El Fiscal pide 3,5 años a un banquero por darse una pensión de 11 millones. El Fiscal pide 5 años por robar un bolso y sacar dinero con la tarjeta. El Fiscal pide un año de prisión para un hombre que robó comida para sus hijos. Condenan a un año de cárcel por robar una gallina. El Fiscal pide dos años y tres meses para un hombre acusado de vender heroína a pequeña escala. El Fiscal pide tres años y medio por tener diez gramos de cocaína. Y suma y sigue.
Estos son algunos titulares, desgraciadamente no excepcionales, que vislumbran cómo son las leyes y cómo está la justicia en España, y posiblemente en el resto del mundo. La justicia así como está montada siempre perjudica a los mismos, a los que menos tienen, a los que no se pueden pagar un buen abogado, y ahora tampoco pueden sufragarse un recurso contra una sentencia que consideren injusta.

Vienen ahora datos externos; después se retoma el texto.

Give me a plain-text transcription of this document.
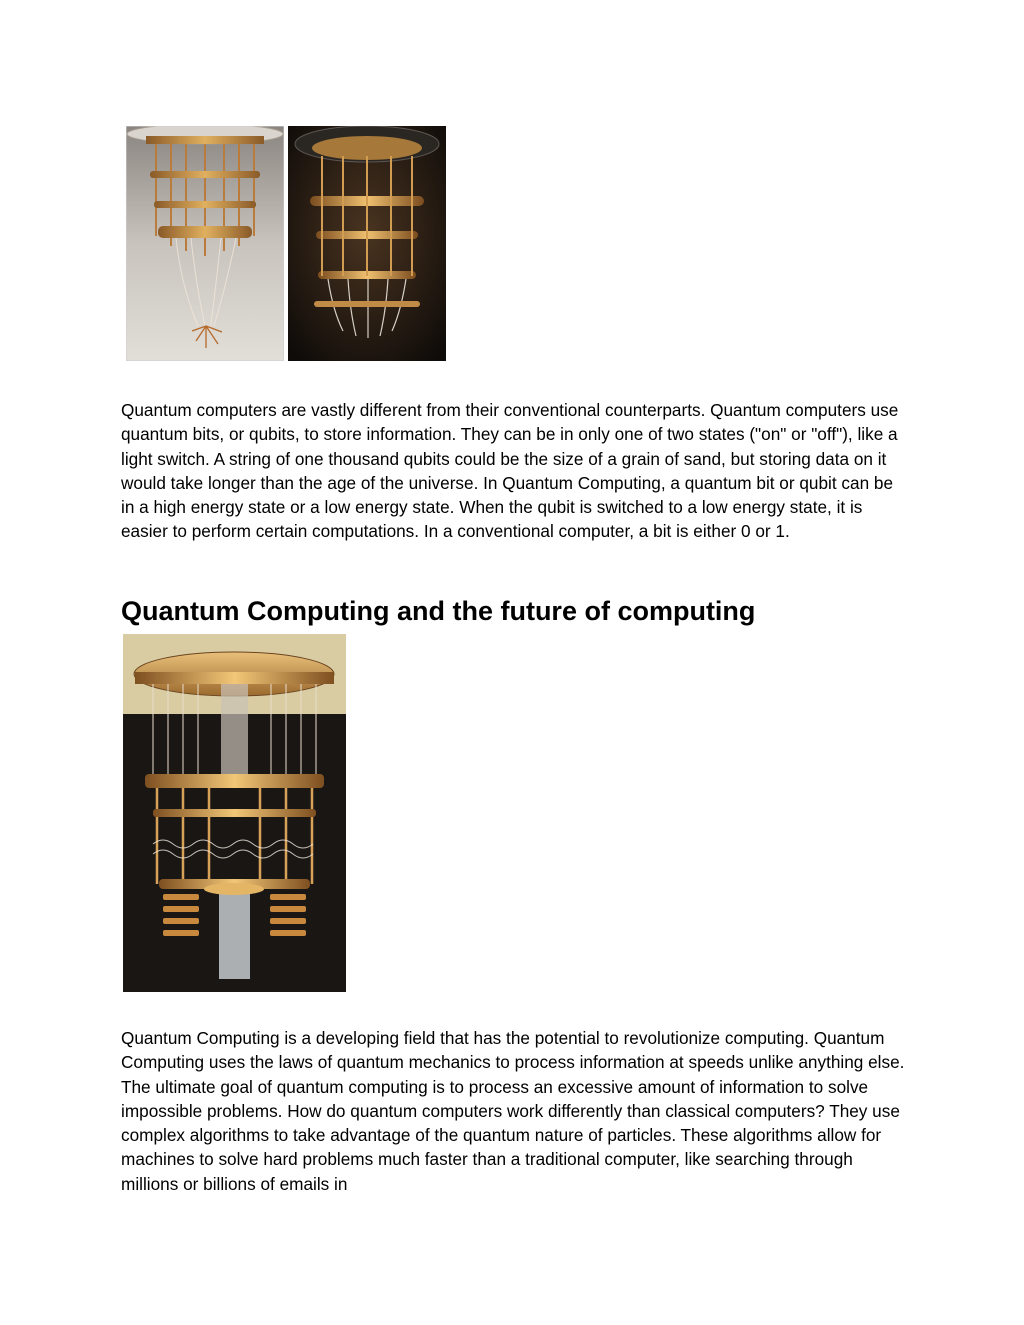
Quantum computers are vastly different from their conventional counterparts. Quantum computers use quantum bits, or qubits, to store information. They can be in only one of two states ("on" or "off"), like a light switch. A string of one thousand qubits could be the size of a grain of sand, but storing data on it would take longer than the age of the universe. In Quantum Computing, a quantum bit or qubit can be in a high energy state or a low energy state. When the qubit is switched to a low energy state, it is easier to perform certain computations. In a conventional computer, a bit is either 0 or 1.

Quantum Computing and the future of computing

Quantum Computing is a developing field that has the potential to revolutionize computing. Quantum Computing uses the laws of quantum mechanics to process information at speeds unlike anything else. The ultimate goal of quantum computing is to process an excessive amount of information to solve impossible problems. How do quantum computers work differently than classical computers? They use complex algorithms to take advantage of the quantum nature of particles. These algorithms allow for machines to solve hard problems much faster than a traditional computer, like searching through millions or billions of emails in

Penalizan a los que la sociedad ya ha marginado, y ahora a los que están padeciendo más la crisis.
Toda esta reflexión me ha venido a la cabeza después de leer que este lunes se está celebrando un juicio contra la cúpula de la Caixa Penedés por autoadjudicarse 31,6 millones de euros en pensiones. El Fiscal pide penas de hasta tres años y medio para los cuatro implicados, entre ellos el exdirector general que se autoasignó y cobró 11 millones de euros. Cobró 11 millones de euros de una caja que después fue absorbida por otra, Mare Nostrum que a su vez se ha beneficiado del dinero de todos. He oído comentarios por la radio del estilo de que la justica es lenta, pero al final se aplica. Mentira. La justicia es lenta, y además es injusta.